The pioneering piece of equipment in question is called a Dynamic Respiratory Endoscope. The device essentially enables vets to asses live footage of a horse’s airways while it is galloping at full speed during a training session. Previously this was done under far less ‘natural’ conditions as the horse was placed on a treadmill while the endoscope was threaded down its nostril and data was recorded on surrounding instrumentation. This put both the horse and researchers in a considerable amount of danger since the situation was very stressful for the horse and also meant that conditions were not replicated exactly since there was no jockey, no open spaces and no fresh air. But all of that looks set to change do to the newly developed equipment.

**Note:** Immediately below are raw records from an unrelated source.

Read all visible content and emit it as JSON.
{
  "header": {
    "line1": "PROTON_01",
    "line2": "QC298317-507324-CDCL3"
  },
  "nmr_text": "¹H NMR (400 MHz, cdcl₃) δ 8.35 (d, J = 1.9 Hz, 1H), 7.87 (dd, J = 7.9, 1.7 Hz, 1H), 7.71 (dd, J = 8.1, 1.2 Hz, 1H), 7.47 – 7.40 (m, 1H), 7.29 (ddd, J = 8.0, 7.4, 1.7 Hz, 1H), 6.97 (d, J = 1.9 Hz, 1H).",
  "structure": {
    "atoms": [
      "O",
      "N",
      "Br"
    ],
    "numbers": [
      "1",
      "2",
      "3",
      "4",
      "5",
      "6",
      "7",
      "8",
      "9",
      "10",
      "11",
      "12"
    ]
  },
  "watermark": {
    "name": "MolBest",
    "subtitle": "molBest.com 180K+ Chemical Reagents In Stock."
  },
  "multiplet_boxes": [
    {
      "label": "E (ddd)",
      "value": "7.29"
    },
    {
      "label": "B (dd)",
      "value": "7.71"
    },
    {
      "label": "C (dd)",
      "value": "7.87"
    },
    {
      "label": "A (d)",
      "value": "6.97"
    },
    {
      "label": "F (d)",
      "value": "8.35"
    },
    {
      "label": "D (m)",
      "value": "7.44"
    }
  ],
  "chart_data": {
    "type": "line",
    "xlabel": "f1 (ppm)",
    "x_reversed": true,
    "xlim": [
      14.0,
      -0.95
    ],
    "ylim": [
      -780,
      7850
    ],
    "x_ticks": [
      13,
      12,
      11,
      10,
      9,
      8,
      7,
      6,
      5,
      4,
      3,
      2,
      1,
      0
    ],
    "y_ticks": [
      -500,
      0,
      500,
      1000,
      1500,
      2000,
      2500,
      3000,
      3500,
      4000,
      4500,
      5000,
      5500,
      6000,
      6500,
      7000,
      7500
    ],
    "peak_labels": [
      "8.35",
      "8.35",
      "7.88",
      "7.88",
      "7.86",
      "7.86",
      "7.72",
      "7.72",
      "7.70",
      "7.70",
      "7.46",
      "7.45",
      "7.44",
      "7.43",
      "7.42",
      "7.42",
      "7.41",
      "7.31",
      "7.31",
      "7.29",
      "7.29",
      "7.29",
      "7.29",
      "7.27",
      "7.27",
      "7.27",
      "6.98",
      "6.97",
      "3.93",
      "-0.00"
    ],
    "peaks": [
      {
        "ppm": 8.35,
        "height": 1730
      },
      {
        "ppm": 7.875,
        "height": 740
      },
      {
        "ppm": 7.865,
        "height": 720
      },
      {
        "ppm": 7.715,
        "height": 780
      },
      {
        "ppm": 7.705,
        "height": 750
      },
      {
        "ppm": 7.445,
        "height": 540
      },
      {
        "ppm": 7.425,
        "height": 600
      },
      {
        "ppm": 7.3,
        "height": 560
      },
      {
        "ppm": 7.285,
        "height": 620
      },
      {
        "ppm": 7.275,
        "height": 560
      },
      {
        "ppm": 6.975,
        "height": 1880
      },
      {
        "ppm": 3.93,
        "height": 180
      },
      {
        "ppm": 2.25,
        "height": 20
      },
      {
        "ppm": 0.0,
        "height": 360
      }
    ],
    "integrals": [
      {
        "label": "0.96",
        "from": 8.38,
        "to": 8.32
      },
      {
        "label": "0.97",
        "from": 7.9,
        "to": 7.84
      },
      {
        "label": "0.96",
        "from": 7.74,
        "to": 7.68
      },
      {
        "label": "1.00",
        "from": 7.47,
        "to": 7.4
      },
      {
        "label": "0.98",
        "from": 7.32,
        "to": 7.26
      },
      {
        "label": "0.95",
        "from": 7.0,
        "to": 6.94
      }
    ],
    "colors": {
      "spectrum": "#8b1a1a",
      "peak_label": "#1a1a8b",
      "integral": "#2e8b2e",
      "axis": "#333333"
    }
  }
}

The Dynamic Respiratory Endoscope was developed as part of a joint venture between the University of Glasgow’s Equine Hospital and Mark Johnston Racing. The endoscope will allow vets to better assess the reasons behind poor race performances due to diseases affecting the respiratory area. The fact that the new system enables the horse to be tested under more ‘natural’ conditions also means that diagnoses are more likely to be accurate.

But how does it all work? The jockey wears a backpack that is connected to the endoscope that is fitted to the horse in question. The information recorded by the camera is then relayed to a small hand-held screen held by the vet via Wi-Fi. The vet may be up to half a kilometer away and still receive the information, so at the average race track he should have a fairly continuous update of the horse’s respiratory tract. This may be a somewhat unusual use of Wi-Fi technology, but it certainly an ingenious one.

Racehorse trainer Mark Johnston commented that the new equipment was a leap forward in diagnosing problems. We may well see the Dynamic Respiratory Endoscope in full use across the world very soon. Until then, however, it will be used and tested by the University of Glasgow’s newly launched Performance Horse Clinic.